É engraçado como o percurso da humanidade se repete incansavelmente ao longo dos anos. Quando pensamos em mártires da história, é muito fácil lembrar de Jesus Cristo, figura retratada no novo testamento do livro sagrado – a Bíblia – das religiões cristãs.
Abandonando os questionamentos do que seria verdade ou não dentro da história de Cristo, podemos resumir sua participação histórica da seguinte forma: os romanos dominavam os judeus, que por sua vez queriam libertação. Jesus começou uma revolução, porém, se recusou a partir para combate físico, focado em seus ideais – por isso morreu como vil judeu, incriminado pelos próprios compatriotas, para bem depois começar a ser reconhecido como divino, como santo, pelo próprio Império que o condenou.
Apresentado esse pensamento, sigamos avançando diversos anos na história. Mais precisamente 1431 depois de Cristo, teremos um novo mártir, A Donzela de Orleans, mais conhecida hoje como Jeanne d’Arc ou, como comumente traduzido, Joana.
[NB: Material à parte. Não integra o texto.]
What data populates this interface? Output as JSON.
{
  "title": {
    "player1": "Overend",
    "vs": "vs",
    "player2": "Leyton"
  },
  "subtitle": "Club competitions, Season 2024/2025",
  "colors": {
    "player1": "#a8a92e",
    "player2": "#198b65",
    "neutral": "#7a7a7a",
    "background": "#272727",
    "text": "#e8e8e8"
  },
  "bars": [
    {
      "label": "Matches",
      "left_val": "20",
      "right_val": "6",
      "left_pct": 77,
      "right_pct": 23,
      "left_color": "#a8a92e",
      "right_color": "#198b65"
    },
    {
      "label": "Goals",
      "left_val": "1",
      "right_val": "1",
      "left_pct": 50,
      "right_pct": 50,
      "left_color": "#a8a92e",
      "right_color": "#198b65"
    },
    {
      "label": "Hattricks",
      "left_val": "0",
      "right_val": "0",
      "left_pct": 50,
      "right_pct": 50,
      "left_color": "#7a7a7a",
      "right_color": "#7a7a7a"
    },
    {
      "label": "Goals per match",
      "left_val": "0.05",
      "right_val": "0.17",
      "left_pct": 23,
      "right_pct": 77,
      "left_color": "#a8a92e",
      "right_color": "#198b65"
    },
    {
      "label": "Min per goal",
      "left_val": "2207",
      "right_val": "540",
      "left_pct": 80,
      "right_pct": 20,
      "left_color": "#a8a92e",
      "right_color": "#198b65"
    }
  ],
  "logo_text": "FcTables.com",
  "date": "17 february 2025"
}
E como procede a história dessa camponesa até seu martírio? Com a França dominada pela Inglaterra, essa figura começou uma revolução, levando à coroação de Carlos VII. Não tendo mais serventia, foi convenientemente capturada pelos inimigos e posta ao fogo, condenada por heresia pela própria instituição religiosa da época: a Igreja Católica Apostólica Romana. Anos depois, Joana foi oficialmente canonizada como santa pelo próprio grupo que a condenou, na tentativa de se reparar a injustiça de sua condenação.
Vamos então tecer comentários em cima de outro martírio, um muito mais inusitado que os dois primeiros, uma vez que não se trata de uma pessoa: A Paixão de Joana d’Arc, um filme mudo francês, de 1928, dirigido pelo dinamarquês Carl Theodor Dreyer, que conta a história acima citada, focando-se no retrato da prisão, julgamento e condenação da Donzela de Orleans. A película deixou marcas na sétima arte, um legado infindável para as obras posteriores a ela. Pela primeira vez era vista a história de Joana d’Arc no cinema, assim como era a primeira vez que uma história era contada através de uma narrativa cinematográfica ousada com tantos closes que expunham rostos nus de maquiagem, o que compõe uma teia de fatores impensáveis para a época.
Fato é que muito além de cutucar uma ferida do passado, a fita começou uma transformação dentro do que era tido por cinema na época e gerou diversas controvérsias, não só pelo conteúdo, mas pela forma também. Foi assim que a obra assinou sua sentença e acabou sumindo do mapa, sendo destruída, queimada, assim como a própria personagem de seu conteúdo. Parece que não se aprendeu nada com o passado mesmo…
Dreyer tentou reviver A Paixão de Joanna d’Arc, muito ciente da importância daquilo que gerou. Trouxe o filme de volta a partir dos negativos de tomadas alternativas que ficaram de fora da montagem, porém a frustração é grande demais (de uma forma que apenas o mais visionário dos diretores poderia compreender), somente sem superar a teimosia e a vontade de expressão.
Uma pena que o diretor não pode ver sua obra se tornar aquilo que estava ali retratado. Em 1981, treze anos após sua morte, um rolo intacto do filme foi encontrado. Hoje a fita pode ser apreciada como um dos mais importantes filmes da história, um grande marco do cinema, como uma espécie de canonização da sétima arte. Parece que já vimos essa história antes, não?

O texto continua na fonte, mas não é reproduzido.